Das Mora 511 hat einen deutlich ausgeprägten Handschutz, der ein Abgleiten der Hand auf die Klinge verhindern soll. Der rote Griff ist komplett aus Plastik. Der Griffkomfort ist ok, jedoch sind die anderen 3 Modelle deutlich überlegen. Das 511 ist das kleineste und leichteste der 4 Kandidaten. Die Klinge ist ca. 9,5 cm lang, Gesamtlänge ca. 20,5 cm, Gewicht mit Scheide knapp 100 g.

Das Mora 711 wurde in einem Test im Messer Magazin (Ausgabe 6/2009) mit neun anderen Outdoormessern mit Carbonstahl-Klinge ins Rennen geschickt. Getestet wurden u.a. die Schnitteigenschaften, Stabilität, Handling und Preis-Leistung. Das 711 hat den 1. Platz belegt und dabei Konkurrenten hinter sich gelassen, die teilweise mehr als 10mal so teuer sind. Die Klingenlänge liegt bei ca. 10 cm, die Gesamtlänge bei knapp 23 cm und das Gesamtgewicht bei ca. 120 g.

Das Mora 746 und das Companion haben eine rostfreie Sandvik-Stahl Klinge 12C27. Dieser wird auf ca. 57-58 Rockwell gehärtet.

Das Mora 746 hat eine identische Bauart wie das 711. Einziges äußeres Unterscheidungsmerkmal ist die Farbe des Knaufs und am Übergang Griff-Klinge. 746 blau, 711 rot. Durch ihren gummierten Griff liegen beide fantastisch angenehm in der Hand. Mit beiden lässt sich lange und angenehm arbeiten, auch bei Feuchtigkeit.

Das Mora Companion fällt auf den ersten Blick durch seine grell orangene Köcherscheide auf. Dadurch disqualifiziert es sich als Special Force Kampfmesser und auch der ein oder andere Ästhet dürfte damit ein Problem haben :-) Outdoor bei schwierigem Gelände oder schlechten Lichtverhältnissen ist das aber ideal. Bei näherer Betrachtung fällt auf, dass beim Companion, im Gegensatz zu den drei anderen Modellen, auch der Klingenrücken sauber gefinisht ist. Bei den Maßen und dem Gewicht liegt es ganz leicht unterhalb des 711/746.

Ooooh, sind die nicht lieb? Der Hammer ist, dass man die Messer zwischen 8 und 15 Euro bekommt. Stellt euch das mal vor, alle vier Teile zusammen kosten gerade mal knapp 50 Euro. Normalerweise zahlt man für ein einzelnes vernünftiges Messer das 2 bis 5fache. Klar, das Aussehen ist natürlich Geschmackssache. Musste mich auch erst daran gewöhnen, aber inzwischen gefallen sie mir richtig gut. Es sind einfach schöne robuste Gebrauchsmesser, die man intensiv nutzen kann und bei denen es kein Weltuntergang ist, sollten sie beschädigt oder verloren werden.

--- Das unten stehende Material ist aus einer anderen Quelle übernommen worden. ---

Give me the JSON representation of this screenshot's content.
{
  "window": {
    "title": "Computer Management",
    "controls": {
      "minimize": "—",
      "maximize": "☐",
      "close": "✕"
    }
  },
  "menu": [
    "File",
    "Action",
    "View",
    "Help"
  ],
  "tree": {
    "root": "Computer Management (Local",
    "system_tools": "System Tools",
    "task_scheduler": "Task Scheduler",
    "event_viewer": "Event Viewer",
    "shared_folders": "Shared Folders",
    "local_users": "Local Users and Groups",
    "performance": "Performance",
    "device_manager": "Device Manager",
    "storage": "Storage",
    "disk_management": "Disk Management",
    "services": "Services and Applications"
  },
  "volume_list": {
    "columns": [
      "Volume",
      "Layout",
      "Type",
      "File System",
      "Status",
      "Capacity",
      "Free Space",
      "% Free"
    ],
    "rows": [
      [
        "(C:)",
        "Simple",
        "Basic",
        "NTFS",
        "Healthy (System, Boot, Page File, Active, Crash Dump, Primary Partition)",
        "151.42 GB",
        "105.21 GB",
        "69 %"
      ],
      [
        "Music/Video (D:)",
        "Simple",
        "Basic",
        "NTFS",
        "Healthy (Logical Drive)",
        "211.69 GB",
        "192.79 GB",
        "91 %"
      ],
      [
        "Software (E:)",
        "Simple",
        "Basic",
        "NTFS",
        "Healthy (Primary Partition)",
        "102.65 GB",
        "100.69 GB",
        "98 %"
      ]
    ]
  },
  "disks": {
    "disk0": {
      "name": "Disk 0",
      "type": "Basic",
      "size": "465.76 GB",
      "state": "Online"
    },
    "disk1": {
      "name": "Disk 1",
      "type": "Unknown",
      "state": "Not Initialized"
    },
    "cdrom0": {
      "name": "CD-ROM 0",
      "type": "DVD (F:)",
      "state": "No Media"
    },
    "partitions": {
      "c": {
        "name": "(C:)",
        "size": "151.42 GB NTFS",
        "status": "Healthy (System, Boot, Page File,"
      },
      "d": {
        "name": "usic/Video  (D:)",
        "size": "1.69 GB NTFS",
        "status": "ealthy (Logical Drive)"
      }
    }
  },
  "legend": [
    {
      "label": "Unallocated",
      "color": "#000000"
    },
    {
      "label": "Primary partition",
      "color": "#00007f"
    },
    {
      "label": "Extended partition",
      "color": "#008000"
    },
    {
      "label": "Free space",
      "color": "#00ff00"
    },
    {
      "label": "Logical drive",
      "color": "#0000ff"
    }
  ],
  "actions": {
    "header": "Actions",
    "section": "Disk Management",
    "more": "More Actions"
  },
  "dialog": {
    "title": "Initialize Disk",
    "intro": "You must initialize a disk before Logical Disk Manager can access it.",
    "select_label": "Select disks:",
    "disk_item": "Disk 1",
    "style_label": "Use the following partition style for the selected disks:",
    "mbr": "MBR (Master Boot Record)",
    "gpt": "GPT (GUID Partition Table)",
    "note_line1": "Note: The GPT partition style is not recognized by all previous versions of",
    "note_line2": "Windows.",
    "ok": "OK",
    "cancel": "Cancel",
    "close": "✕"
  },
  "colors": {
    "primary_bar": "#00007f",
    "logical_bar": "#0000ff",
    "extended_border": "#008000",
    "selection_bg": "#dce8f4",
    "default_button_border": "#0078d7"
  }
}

Nur der Form halber: Wir benutzen unsere Messer outdoor als Werkzeug für die unterschiedlichsten Zwecke. Grundsätzlich handelt es sich dabei um einen adäquaten Grund wodurch die Klingenlänge keine Rolle spielen sollte. Aber unsere hier betrachteten Moras sind unabhängig davon im grünen Bereich, da sie mit ihren Klingenlängen deutlich unter der 12 cm Grenze liegen und deshalb nicht unter das Trageverbot fallen. Für die meisten Einsatzzwecke  outdoor ist einer kürzere Klinge sowieso sinnvoller, da sich so deutliche Vorteile beim Handling ergeben. Nur für Hau- und Hackarbeiten sind die recht kurzen und sehr leichten Messer weniger geeignet. Dafür beeindrucken die Moras durch ihren speziellen Schliff mit einer grandiosen Schärfe und lassen sich auch relativ leicht wieder nachschärfen.

Zusammenfassung: Die Moras sind für mich tolle Gebrauchsmesser mit denen sich sehr gut arbeiten lässt. Sie sind robust, sehr scharf, haben ein unglaubliches Preis-Leistungsverhältnis und sind extrem leicht. Damit haben sie auf jeden Fall einen festen Platz in meinem Equipment, entweder als Hauptmesser oder als Back-up.